NIST AU-3 requires that audit records contain sufficient information to establish the source and outcome of logged events — and when a single user request spans multiple log entries across middleware, API handlers, and database calls, a correlation ID is the thread that ties them together. Without it, debugging a reported user error requires manual timestamp correlation across log entries that may have subsecond overlaps with other concurrent requests. The practical impact: an investigation that takes 5 minutes with correlation IDs takes 30–60 minutes without them. OWASP A09 identifies insufficient log context as a monitoring failure; a request ID is the minimum contextual field that turns a pile of log lines into a traceable sequence.

Why this severity: Low because missing correlation IDs extend debugging time significantly but do not expose data or enable attacks directly.

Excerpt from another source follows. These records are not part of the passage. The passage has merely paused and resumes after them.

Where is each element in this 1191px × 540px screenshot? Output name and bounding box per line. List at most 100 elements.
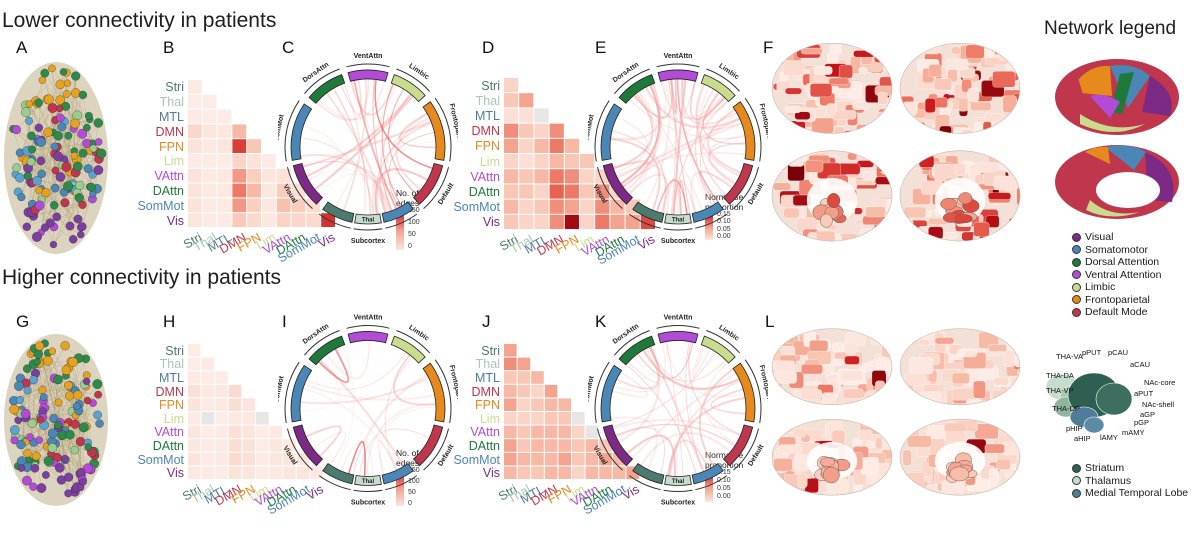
cortex-parcel — [890, 375, 904, 383]
cortex-parcel — [989, 404, 1012, 411]
cortex-view — [772, 43, 909, 151]
matrix-cell — [188, 213, 202, 227]
matrix-cell — [242, 466, 255, 479]
chord-segment-label: Default — [437, 182, 456, 207]
network-node — [38, 170, 46, 178]
cortex-parcel — [890, 389, 910, 405]
cortex-parcel — [883, 480, 897, 489]
network-node — [75, 181, 84, 190]
cortex-parcel — [920, 491, 942, 503]
cortex-parcel — [861, 457, 879, 474]
matrix-cell — [504, 78, 518, 92]
matrix-cell — [545, 385, 558, 398]
network-node — [34, 358, 41, 365]
legend-label: Visual — [1085, 231, 1113, 244]
subcortex-label: mAMY — [1122, 428, 1145, 437]
legend-label: Dorsal Attention — [1085, 256, 1159, 269]
cortex-parcel — [775, 493, 793, 500]
cortex-parcel — [886, 490, 898, 497]
cortex-parcel — [773, 361, 795, 370]
cortex-parcel — [916, 234, 925, 245]
cortex-parcel — [778, 228, 787, 238]
network-node — [79, 149, 87, 157]
matrix-cell — [531, 371, 544, 384]
matrix-cell — [188, 453, 201, 466]
legend-swatch — [1072, 476, 1081, 485]
cortex-parcel — [939, 126, 951, 135]
network-node — [82, 139, 91, 148]
cortex-parcel — [783, 133, 800, 151]
network-node — [63, 90, 70, 97]
cortex-parcel — [1004, 124, 1022, 137]
cortex-parcel — [956, 163, 965, 176]
matrix-cell — [188, 124, 202, 138]
network-node — [71, 152, 78, 159]
cortex-parcel — [976, 162, 998, 172]
cortex-parcel — [920, 392, 942, 403]
network-node — [71, 72, 80, 81]
cortex-parcel — [879, 158, 899, 171]
matrix-cell — [202, 412, 215, 425]
matrix-cell — [519, 93, 533, 107]
network-node — [12, 125, 21, 134]
matrix-cell — [218, 198, 232, 212]
network-node — [24, 449, 32, 457]
cortex-parcel — [774, 44, 783, 59]
chord-segment-label: Limbic — [717, 324, 740, 342]
cortex-parcel — [839, 492, 847, 502]
cortex-parcel — [1012, 114, 1022, 124]
network-node — [54, 421, 62, 429]
network-node — [93, 411, 101, 419]
cortex-view — [900, 329, 1040, 416]
cortex-parcel — [845, 356, 860, 364]
cortex-parcel — [785, 229, 794, 245]
matrix-cell — [545, 439, 558, 452]
cortex-parcel — [881, 480, 892, 497]
network-node — [73, 111, 82, 120]
cortex-parcel — [779, 445, 802, 454]
matrix-cell — [202, 466, 215, 479]
cortex-parcel — [827, 52, 838, 64]
cortex-parcel — [901, 493, 924, 503]
matrix-cell — [518, 426, 531, 439]
matrix-cell — [218, 213, 232, 227]
matrix-cell — [504, 108, 518, 122]
chord-outer-ring — [354, 229, 383, 230]
network-node — [77, 484, 84, 491]
network-node — [76, 437, 85, 446]
matrix-cell — [202, 385, 215, 398]
cortex-parcel — [1009, 218, 1032, 224]
matrix-cell — [262, 184, 276, 198]
matrix-cell — [550, 200, 564, 214]
subcortex-label: aCAU — [1130, 360, 1150, 369]
cortex-parcel — [785, 495, 804, 504]
matrix-cell — [242, 439, 255, 452]
cortex-parcel — [993, 132, 1007, 149]
cortex-parcel — [784, 208, 800, 218]
cortex-parcel — [979, 403, 988, 413]
matrix-cell — [519, 154, 533, 168]
chord-subcortex-label: Subcortex — [661, 238, 695, 245]
matrix-cell — [203, 124, 217, 138]
matrix-cell — [504, 358, 517, 371]
cortex-parcel — [877, 163, 892, 177]
cortex-parcel — [805, 160, 823, 172]
chord-segment-label: SomMot — [588, 113, 596, 142]
cortex-parcel — [1006, 131, 1015, 138]
matrix-cell — [215, 466, 228, 479]
chord-segment — [348, 332, 388, 343]
chord-segment — [414, 163, 443, 204]
cortex-parcel — [1007, 427, 1022, 434]
network-node — [74, 215, 82, 223]
chord-segment — [309, 336, 345, 365]
cortex-parcel — [873, 125, 897, 138]
cortex-parcel — [902, 401, 913, 407]
matrix-cell — [518, 453, 531, 466]
network-node — [35, 342, 44, 351]
network-node — [41, 188, 50, 197]
chord-segment-label: SomMot — [588, 375, 596, 404]
matrix-cell — [565, 200, 579, 214]
legend-item: Ventral Attention — [1072, 269, 1191, 282]
network-node — [66, 222, 74, 230]
matrix-cell — [572, 426, 585, 439]
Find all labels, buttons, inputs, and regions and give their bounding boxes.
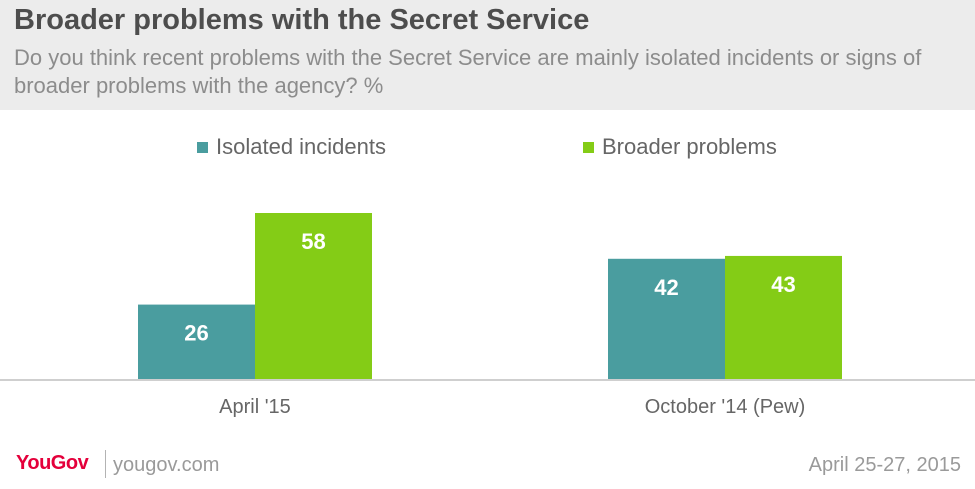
legend: Isolated incidents Broader problems <box>0 134 975 160</box>
legend-item-isolated: Isolated incidents <box>197 134 386 160</box>
legend-swatch-isolated <box>197 141 208 153</box>
legend-swatch-broader <box>583 141 594 153</box>
bar-broader-1 <box>725 255 842 379</box>
yougov-logo: YouGov <box>16 452 89 474</box>
footer-divider <box>105 450 106 478</box>
category-label-1: October '14 (Pew) <box>645 396 806 418</box>
category-label-0: April '15 <box>219 396 291 418</box>
value-label-isolated-1: 42 <box>654 275 678 300</box>
value-label-broader-1: 43 <box>771 272 795 297</box>
legend-item-broader: Broader problems <box>583 134 777 160</box>
value-label-isolated-0: 26 <box>184 321 208 346</box>
legend-label-broader: Broader problems <box>602 134 777 159</box>
footer-date: April 25-27, 2015 <box>808 454 961 476</box>
legend-label-isolated: Isolated incidents <box>216 134 386 159</box>
chart-title: Broader problems with the Secret Service <box>14 4 590 36</box>
bar-broader-0 <box>255 213 372 379</box>
bar-isolated-1 <box>608 258 725 379</box>
footer-site: yougov.com <box>113 454 220 476</box>
bar-chart: 26 58 April '15 42 43 October '14 (Pew) <box>0 213 975 418</box>
value-label-broader-0: 58 <box>301 229 325 254</box>
chart-header: Broader problems with the Secret Service… <box>0 0 975 110</box>
bar-isolated-0 <box>138 304 255 379</box>
chart-subtitle: Do you think recent problems with the Se… <box>14 45 922 98</box>
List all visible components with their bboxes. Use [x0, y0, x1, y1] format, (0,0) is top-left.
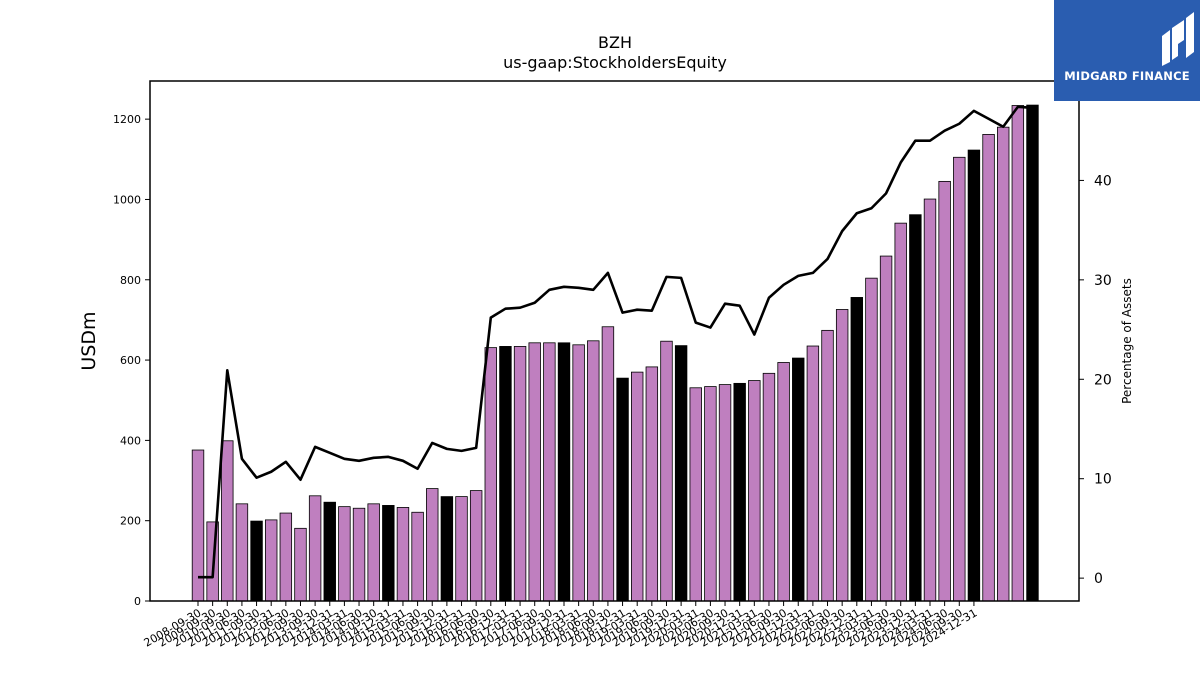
y-tick-label: 200 — [120, 515, 141, 528]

NIST AU-3 requires that audit records be formatted consistently so they can be reliably parsed and analyzed. Inconsistent logging — some files using `userId`, others `user_id`, some emitting JSON, others emitting plain strings — defeats the purpose of structured logging. A query for `userId = 'abc'` in your log platform returns no results for log entries that used `user_id` instead. Inconsistent format also means your log platform's parser may fail to extract structured fields from some entries, causing them to appear as unindexed raw strings. The cost of inconsistency compounds over time: every developer who adds a new log entry makes a slightly different field naming decision, and the drift accelerates.

Why this severity: Low because log format inconsistency degrades query reliability and incident response efficiency, but does not directly expose vulnerabilities or data.